On March 3, Google announced in its “Moving Forward, Together” roadmap the intention to reduce the maximum possible validity for public TLS certificates from 398 days to 90 days, in a future policy update or a CA/B Forum Ballot Proposal. This drop to only 90 days maximum validity will mean major changes for the industry.

“Major changes’ is pc lingo for “what could possibly go wrong?” and “we’re fscked!”.

  1. Considering Chrome’s dominance in the browser market, Google’s implementation of this change in Chrome would effectively force the rest of the industry to follow suit.
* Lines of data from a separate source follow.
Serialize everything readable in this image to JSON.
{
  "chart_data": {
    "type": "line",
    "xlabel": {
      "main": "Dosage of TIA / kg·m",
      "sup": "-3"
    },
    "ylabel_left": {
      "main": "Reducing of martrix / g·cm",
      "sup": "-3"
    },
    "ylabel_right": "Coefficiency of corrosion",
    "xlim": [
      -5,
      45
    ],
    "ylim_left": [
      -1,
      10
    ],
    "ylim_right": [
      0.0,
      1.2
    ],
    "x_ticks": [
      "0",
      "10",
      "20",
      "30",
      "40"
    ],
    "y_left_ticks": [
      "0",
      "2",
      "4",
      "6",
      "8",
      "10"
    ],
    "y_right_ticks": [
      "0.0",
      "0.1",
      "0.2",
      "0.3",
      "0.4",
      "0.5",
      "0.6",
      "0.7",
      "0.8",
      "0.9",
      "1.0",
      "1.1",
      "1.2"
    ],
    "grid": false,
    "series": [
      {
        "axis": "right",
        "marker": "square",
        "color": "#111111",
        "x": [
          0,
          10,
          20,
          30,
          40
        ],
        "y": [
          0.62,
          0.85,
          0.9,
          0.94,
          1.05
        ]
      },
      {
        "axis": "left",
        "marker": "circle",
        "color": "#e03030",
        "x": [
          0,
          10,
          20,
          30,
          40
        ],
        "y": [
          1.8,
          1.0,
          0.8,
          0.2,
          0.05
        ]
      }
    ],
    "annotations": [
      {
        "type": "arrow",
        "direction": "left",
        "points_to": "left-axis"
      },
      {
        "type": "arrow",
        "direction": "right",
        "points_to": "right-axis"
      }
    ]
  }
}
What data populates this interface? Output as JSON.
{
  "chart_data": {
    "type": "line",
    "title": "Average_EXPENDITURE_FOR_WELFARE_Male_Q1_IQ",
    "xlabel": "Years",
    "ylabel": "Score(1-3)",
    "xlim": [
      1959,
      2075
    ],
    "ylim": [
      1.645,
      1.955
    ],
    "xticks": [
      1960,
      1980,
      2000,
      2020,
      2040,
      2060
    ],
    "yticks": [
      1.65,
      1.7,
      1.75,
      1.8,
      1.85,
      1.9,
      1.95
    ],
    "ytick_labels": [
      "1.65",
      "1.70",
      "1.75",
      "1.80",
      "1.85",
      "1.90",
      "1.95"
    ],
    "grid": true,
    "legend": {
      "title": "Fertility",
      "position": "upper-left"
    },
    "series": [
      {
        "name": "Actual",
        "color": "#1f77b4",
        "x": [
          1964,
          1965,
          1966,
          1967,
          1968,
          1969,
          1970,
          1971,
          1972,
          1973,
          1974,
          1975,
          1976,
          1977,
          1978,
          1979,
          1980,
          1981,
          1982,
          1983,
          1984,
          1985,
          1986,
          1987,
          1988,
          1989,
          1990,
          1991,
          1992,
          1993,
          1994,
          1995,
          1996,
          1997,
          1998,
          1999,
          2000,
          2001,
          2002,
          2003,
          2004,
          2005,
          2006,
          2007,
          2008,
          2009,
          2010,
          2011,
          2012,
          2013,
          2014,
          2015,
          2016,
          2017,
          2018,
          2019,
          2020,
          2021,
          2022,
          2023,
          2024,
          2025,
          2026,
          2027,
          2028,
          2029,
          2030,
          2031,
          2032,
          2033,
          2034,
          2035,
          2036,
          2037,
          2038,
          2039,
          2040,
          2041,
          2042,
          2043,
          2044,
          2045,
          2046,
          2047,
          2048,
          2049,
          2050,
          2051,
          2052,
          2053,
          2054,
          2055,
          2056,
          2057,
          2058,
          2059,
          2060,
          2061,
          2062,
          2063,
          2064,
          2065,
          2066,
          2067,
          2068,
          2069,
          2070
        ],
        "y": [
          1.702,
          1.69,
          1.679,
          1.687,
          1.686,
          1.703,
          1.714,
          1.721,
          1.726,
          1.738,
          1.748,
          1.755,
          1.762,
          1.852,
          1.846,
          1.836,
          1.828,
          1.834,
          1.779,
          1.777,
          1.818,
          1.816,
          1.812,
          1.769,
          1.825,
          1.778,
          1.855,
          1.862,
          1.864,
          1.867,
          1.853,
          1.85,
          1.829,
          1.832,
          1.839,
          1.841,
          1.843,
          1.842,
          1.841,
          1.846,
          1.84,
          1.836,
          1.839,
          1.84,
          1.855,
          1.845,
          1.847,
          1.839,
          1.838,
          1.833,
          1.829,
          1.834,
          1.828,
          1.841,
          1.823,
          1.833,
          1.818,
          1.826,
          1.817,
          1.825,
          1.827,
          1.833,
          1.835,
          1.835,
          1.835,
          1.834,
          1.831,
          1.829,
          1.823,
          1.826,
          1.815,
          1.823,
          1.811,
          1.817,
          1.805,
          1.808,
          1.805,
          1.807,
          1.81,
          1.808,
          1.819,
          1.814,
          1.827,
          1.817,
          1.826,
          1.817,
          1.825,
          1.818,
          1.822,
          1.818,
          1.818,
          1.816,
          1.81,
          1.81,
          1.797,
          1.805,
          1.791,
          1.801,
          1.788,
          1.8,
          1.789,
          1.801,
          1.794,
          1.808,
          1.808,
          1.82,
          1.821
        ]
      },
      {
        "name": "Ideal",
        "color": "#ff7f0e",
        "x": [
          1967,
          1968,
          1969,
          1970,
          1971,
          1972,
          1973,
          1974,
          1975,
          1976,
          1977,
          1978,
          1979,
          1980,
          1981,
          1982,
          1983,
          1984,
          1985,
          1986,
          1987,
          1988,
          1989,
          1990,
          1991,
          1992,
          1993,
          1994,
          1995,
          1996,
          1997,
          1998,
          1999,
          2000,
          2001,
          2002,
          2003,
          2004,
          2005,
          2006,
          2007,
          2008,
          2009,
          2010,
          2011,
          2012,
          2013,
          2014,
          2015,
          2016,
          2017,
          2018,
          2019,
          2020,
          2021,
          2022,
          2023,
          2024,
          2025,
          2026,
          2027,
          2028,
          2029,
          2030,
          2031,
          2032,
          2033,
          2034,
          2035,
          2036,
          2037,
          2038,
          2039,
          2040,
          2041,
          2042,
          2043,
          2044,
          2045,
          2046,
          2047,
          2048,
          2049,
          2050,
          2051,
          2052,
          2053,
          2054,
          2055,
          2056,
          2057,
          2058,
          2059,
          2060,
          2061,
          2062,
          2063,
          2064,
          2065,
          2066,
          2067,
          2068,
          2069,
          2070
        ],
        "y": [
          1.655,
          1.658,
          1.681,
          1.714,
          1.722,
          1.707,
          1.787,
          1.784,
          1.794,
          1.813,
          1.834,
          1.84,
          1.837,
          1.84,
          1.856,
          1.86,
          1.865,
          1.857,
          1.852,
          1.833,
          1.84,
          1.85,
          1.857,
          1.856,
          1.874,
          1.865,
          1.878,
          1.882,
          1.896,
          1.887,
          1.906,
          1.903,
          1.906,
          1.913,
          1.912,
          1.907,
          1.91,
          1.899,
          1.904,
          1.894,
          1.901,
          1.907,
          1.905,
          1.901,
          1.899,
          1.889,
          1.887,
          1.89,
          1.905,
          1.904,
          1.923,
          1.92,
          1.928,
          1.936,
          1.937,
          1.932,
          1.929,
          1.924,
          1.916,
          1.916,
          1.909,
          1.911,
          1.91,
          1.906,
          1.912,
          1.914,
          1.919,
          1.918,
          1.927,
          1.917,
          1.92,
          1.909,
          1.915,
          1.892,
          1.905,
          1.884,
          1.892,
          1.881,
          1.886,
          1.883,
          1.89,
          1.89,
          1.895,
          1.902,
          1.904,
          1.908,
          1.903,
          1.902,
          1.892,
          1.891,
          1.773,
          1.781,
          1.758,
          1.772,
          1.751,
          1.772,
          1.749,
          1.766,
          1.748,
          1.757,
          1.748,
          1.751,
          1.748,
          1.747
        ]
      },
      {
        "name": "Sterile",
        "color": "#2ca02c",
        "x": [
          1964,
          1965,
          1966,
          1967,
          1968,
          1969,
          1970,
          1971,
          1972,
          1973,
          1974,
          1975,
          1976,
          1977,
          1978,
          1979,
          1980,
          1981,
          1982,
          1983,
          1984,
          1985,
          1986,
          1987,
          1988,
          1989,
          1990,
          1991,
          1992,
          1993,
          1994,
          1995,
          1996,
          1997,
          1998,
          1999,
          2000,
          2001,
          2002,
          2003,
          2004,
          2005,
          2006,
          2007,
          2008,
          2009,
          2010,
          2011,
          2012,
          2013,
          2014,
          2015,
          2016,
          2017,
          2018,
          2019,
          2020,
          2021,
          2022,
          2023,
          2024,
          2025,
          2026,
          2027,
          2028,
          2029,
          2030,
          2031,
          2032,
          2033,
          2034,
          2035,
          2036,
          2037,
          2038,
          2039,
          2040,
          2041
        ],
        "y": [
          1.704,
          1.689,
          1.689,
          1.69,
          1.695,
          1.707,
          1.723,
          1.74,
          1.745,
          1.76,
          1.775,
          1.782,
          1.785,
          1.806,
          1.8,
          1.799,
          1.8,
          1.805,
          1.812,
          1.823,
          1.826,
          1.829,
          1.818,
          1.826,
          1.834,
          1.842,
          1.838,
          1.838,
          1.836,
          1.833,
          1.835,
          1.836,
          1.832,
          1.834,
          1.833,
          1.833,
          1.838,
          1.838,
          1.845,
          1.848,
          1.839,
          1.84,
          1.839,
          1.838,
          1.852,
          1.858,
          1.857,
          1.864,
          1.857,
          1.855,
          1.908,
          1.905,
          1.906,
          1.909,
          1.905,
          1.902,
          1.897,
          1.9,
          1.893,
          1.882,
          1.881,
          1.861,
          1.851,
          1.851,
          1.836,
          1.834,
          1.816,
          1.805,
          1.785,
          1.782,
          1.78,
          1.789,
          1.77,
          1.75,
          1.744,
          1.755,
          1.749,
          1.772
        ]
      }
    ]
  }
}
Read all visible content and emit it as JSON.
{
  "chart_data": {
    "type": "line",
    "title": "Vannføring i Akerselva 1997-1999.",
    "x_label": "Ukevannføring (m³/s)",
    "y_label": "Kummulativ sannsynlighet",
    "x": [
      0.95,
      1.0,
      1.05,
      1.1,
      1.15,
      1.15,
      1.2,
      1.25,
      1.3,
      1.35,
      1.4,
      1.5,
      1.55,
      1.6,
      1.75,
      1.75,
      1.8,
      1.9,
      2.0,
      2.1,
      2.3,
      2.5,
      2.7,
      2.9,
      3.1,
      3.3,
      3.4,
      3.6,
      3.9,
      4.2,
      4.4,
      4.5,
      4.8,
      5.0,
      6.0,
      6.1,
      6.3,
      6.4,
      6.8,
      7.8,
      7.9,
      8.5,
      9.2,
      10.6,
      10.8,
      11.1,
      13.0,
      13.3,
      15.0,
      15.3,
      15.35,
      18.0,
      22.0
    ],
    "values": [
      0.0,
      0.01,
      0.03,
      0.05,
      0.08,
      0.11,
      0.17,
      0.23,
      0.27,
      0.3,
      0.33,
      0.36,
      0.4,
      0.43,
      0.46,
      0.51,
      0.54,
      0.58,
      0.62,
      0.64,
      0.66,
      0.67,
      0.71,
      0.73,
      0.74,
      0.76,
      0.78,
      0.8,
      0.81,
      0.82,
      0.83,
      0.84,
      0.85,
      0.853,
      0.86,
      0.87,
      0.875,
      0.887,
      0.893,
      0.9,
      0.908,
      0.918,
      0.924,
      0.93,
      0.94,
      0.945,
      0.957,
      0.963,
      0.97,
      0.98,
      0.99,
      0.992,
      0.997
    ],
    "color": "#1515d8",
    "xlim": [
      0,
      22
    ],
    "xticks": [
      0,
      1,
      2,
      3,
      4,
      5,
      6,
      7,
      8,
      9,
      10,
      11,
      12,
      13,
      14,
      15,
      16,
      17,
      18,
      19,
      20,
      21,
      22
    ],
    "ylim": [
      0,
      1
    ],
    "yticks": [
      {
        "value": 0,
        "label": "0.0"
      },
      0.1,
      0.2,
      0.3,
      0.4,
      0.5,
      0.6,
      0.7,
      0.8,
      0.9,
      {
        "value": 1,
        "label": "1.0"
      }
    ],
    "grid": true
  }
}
This is almost a direct copy of Apple’s actions with Safari in 2020 as noted in my previous article
  2. A 90-day expiry would absolutely mean a requirement for certificate automation and management

Tim Callan further notes:

While enterprises technically can still manually manage digital certificates with 90-day maximum lifespans, manual renewal and deployment will rapidly become error-prone, unsustainable and may result in serious ramifications.

While Tim’s article is self-serving (Sectigo has a CLM [certificate lifecycle management] tool) and obviously want to be your chosen vendor in this regard), he is still right on the money – orgs with even small no’s of certificates will have no choice but to look at tools to automated certificate management.

And for full disclosure, I’ll mention here that Google also has their own CLM tool as part of Google Cloud/App Engine. Coincidence?

So what options are there for orgs?

Depending on the complexity of your IT systems, and the number of different platforms, you could look at an ACME-compatible tool to do your renewals, and automate these.

The 2nd option is to use configuration management and automation tools (Ansible, Terraform, etc.) to do your certificate renewals using something like certbot.

And the last option is to go for a commercial tool. But buyer beware – these are typically costed on no. of servers and/or certificates, so can end up costing a lot.

Smaller companies have no choice but to look at freely-available automation tools. I’m loath to recommend Lets Encrypt, because they do not offer DV or EV certificates, but for smaller or less important systems, this might be the only choice.

No matter your company size, or the solution you choose, we’re in for one interesting ride.